Réclusion spirituelle

téléchargementPas facile de les apprivoiser, de les mettre en confiance et de les faire parler, elles qui sont tenues au silence permanent. Elles, ce sont les 30  sœurs de l’Ordre cistercien de la stricte observance de l’Abbaye de Bonneval où se fabrique un chocolat artisanal parmi les plus réputés, quand d’autres trappistes font dans le fromage ou la bière. Il a fallu beaucoup de persuasion au réalisateur Nicolas Gayraud, lui-même originaire de l’Aveyron, pour convaincre la mère Abbesse d’abord d’ouvrir les portes de son couvent, et ensuite, avec tact recul et sérénité, recueillir les paroles des nonnes, lesquelles se confient  longuement dans « Le  temps de quelques jours ». Des pensées aussi déroutantes qu’inattendues sur un choix de vie qui surprend encore plus à l’époque actuelle, un hymne au rythme de la nature couplé de philosophie existentielle qui interroge le spectateur. Un documentaire à la fois contemplatif et tout de quiétude où l’introspection personnelle la plus profonde rebondit sur des questions plus concrètes d’adaptation à une communauté austère parfois pesante. De la chocolaterie au réfectoire, des escapades insouciantes dans les champs alentour à la solitude oppressante, chacune témoigne avec infiniment de lucidité sur un parcours qui ne manque pas d’étonner, de l’ancienne ingénieure parisienne qui a tout plaqué de sa vie antérieure à la jeune novice polonaise nourrie d’art, de cinéma ou de littérature qui navigue entre doute et quête de sens. C’est moins le coté religieux qui intéresse le réalisateur qui ne fait que quelques plans assez vagues des bâtiments ou du cloître que d’essayer de percer les personnalités de chacune  de ses interlocutrices filmées en situation : en études ou sur le tracteur, affairée au ménage ou empaquetant les produits qui sont vendus à l’extérieur.
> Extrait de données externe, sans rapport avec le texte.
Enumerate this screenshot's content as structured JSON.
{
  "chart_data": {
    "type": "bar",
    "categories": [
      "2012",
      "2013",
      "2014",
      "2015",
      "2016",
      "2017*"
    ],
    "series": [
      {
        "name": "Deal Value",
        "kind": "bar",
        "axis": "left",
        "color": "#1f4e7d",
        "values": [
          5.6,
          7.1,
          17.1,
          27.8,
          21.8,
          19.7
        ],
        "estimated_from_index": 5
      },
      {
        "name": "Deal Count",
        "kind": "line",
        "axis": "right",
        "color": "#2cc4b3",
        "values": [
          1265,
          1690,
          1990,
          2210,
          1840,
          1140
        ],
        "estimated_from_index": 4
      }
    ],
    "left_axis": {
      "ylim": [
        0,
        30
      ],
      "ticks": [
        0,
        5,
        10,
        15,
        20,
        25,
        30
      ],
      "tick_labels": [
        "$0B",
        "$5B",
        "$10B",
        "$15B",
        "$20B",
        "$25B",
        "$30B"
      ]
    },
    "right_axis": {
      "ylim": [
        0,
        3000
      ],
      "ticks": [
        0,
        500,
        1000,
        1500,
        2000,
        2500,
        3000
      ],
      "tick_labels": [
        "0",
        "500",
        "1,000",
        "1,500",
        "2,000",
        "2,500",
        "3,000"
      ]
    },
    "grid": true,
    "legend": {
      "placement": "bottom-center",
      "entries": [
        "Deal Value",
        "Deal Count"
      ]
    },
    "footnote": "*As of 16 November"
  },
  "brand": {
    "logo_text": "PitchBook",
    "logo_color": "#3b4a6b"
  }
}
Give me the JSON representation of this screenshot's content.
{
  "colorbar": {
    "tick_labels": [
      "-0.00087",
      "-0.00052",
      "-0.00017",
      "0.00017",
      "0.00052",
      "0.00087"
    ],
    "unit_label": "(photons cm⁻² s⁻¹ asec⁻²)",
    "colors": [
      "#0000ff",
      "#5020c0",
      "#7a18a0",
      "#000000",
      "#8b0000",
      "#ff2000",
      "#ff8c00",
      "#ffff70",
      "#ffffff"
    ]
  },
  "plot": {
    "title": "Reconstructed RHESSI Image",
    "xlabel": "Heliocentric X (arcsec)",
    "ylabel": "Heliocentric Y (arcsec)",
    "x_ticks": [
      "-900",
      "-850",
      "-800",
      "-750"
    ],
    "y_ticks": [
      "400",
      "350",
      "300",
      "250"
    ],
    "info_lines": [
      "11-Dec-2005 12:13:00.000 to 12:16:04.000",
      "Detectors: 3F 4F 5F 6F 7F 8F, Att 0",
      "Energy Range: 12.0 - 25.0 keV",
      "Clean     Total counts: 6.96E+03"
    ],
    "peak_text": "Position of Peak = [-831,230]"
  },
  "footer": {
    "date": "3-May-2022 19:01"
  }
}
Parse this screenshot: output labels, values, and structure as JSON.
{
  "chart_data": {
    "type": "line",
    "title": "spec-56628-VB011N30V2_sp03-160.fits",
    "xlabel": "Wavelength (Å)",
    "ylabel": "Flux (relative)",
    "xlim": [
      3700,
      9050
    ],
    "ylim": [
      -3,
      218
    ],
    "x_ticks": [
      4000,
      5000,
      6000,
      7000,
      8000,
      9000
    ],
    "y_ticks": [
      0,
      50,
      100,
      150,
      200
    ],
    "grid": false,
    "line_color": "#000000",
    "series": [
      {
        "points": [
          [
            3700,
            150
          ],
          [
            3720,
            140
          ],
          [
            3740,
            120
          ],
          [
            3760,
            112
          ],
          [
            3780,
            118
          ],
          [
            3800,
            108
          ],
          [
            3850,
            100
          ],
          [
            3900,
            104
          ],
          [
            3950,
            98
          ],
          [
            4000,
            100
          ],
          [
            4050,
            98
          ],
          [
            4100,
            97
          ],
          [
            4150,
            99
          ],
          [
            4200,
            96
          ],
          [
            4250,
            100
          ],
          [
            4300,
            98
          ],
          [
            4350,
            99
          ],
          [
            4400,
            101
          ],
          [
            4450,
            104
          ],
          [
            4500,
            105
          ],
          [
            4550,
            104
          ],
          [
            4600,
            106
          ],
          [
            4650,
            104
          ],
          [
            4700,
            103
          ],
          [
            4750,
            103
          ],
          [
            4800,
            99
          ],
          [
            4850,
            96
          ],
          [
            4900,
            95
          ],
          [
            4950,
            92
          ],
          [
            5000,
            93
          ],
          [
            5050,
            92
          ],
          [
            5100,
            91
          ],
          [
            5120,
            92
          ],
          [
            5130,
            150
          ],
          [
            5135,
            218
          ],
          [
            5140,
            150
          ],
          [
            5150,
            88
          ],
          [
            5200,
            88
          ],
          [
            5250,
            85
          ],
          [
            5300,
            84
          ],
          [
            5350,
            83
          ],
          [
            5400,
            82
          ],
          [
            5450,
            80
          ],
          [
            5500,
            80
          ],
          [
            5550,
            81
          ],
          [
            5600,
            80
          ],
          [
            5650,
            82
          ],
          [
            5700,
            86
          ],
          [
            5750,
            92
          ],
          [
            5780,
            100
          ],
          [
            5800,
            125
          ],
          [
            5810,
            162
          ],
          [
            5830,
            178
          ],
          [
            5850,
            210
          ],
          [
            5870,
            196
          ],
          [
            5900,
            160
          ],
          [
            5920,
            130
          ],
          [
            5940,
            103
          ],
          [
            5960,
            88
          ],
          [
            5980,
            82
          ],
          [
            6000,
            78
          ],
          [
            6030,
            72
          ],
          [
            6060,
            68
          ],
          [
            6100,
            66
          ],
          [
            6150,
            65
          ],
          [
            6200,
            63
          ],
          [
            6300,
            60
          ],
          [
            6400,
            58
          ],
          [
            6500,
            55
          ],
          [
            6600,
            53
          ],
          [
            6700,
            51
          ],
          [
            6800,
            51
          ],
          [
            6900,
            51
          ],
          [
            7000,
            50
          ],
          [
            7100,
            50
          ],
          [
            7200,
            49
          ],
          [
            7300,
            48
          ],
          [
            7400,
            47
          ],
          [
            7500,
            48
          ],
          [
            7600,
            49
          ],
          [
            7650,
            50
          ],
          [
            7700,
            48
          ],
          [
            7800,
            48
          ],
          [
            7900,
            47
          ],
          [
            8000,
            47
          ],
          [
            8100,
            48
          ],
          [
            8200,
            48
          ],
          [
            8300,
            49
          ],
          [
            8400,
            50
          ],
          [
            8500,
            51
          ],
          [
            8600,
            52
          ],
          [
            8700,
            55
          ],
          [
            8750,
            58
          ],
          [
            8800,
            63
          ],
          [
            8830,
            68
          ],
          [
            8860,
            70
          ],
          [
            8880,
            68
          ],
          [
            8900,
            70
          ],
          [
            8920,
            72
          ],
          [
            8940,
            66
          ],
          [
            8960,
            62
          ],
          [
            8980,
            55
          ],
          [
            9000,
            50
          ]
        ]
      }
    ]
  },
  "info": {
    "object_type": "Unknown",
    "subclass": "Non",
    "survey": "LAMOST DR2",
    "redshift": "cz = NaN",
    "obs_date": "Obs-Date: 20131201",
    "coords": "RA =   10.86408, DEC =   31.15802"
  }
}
En contrepoint, l’interview du seul homme, le maître chocolatier, qui disserte sur ses conditions de travail, le rapport à la vie complètement diffèrent ou son admiration devant ces religieuses définitivement hors du temps laisse entrouvertes des pistes de réflexion assez radicales sur le détachement matériel, la complicité spirituelle, la sérénité radieuse  ou l’ascétisme nécessaire…                 C’est avec cette animation gratuite que se terminait la saison 2014/2015 du Krill qui confirme, si besoin était, son rôle d’acteur indispensable de la vie culturelle du Grand Rodez.